There’s going to be conspiracy theorists wherever you go. I learned this lesson when I did a film on the national debt, called “I.O.U.S.A.” One of the guys in that film was a former U.S. comptroller, David Walker. The film came out, and people were saying it was this and people were saying it was that, and the director was all concerned. And David said, from a very political standpoint, “Listen, all you have to do is focus on the 70 percent.” I said, “What does that mean?” He said, “There’s 15 percent of people on the left and there’s 15 percent of people on the right that have very extreme views. Focus on the 70 percent in the middle because the 15 percent on the left and the 15 percent on the right, you’re never going to reach them. No matter what you do, you’re never going to change their minds or satisfy their desires." Whether it’s conspiracy theorists or people saying this is a fake video, it’s not worth my time. It’s all bullshit. I don’t know if you want to print that, but it’s true.
How much time did you spend with each of Jim’s family members?

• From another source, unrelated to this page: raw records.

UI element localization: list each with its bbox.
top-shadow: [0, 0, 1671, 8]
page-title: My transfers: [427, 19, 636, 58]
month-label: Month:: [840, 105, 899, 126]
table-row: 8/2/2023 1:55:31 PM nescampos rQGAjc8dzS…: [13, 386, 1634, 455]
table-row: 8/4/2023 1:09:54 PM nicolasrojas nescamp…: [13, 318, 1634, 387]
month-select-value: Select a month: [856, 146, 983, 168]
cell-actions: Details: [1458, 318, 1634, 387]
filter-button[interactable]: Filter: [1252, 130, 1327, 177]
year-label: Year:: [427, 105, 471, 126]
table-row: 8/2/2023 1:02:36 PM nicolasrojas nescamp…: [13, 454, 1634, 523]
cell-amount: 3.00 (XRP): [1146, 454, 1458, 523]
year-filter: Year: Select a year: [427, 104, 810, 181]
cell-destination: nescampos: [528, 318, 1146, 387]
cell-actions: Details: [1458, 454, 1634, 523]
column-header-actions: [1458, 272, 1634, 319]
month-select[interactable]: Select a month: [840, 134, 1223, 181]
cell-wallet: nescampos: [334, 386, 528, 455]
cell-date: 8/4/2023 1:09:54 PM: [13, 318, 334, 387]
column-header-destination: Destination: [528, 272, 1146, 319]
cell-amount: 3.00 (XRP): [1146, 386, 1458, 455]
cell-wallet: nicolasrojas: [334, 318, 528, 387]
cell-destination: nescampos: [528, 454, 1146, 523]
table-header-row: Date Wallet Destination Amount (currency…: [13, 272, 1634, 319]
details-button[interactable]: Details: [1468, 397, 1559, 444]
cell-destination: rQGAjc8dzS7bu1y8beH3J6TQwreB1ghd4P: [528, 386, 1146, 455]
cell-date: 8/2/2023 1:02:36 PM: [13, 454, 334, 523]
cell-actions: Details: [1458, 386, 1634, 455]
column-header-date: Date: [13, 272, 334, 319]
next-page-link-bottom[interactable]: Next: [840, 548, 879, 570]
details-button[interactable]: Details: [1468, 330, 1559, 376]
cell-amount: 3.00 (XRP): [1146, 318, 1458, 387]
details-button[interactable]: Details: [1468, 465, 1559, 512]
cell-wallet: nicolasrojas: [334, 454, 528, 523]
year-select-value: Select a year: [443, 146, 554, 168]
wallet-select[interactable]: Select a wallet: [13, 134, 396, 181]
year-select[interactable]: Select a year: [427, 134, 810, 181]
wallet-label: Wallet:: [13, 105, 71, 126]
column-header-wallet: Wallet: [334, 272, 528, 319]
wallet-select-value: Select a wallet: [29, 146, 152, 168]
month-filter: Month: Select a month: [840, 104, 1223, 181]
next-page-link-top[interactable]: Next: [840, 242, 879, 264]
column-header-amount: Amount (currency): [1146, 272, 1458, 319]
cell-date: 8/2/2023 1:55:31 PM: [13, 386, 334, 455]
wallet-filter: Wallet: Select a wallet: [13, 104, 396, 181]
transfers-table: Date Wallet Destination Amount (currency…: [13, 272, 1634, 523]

I did two interviews with Diane, Jim’s mother, and I did one interview with everybody else. They lasted anywhere from two and a half to four hours. This was the first time I’ve ever done long-form interviewing. My approach was to spend the morning with them. We’d get breakfast and tea and chat. I already knew them, but I wanted to spend time with them.
Without cameras rolling?
No cameras. And then we’d have lunch, and then sit down and do the interview later in the day. Even when I met with [journalists Daniel and Pierre and Didier and Nicolas], I was comfortable. I brought Michael and Katy, Jim's two siblings, to France with me to do those interviews. Diane had put me in touch with them, so there's an immediate comfort factor. These were Jim’s friends. It was nice because they knew I wasn’t there for some agenda-driven angle. I was just Jim’s friend making a documentary. That really helped me out.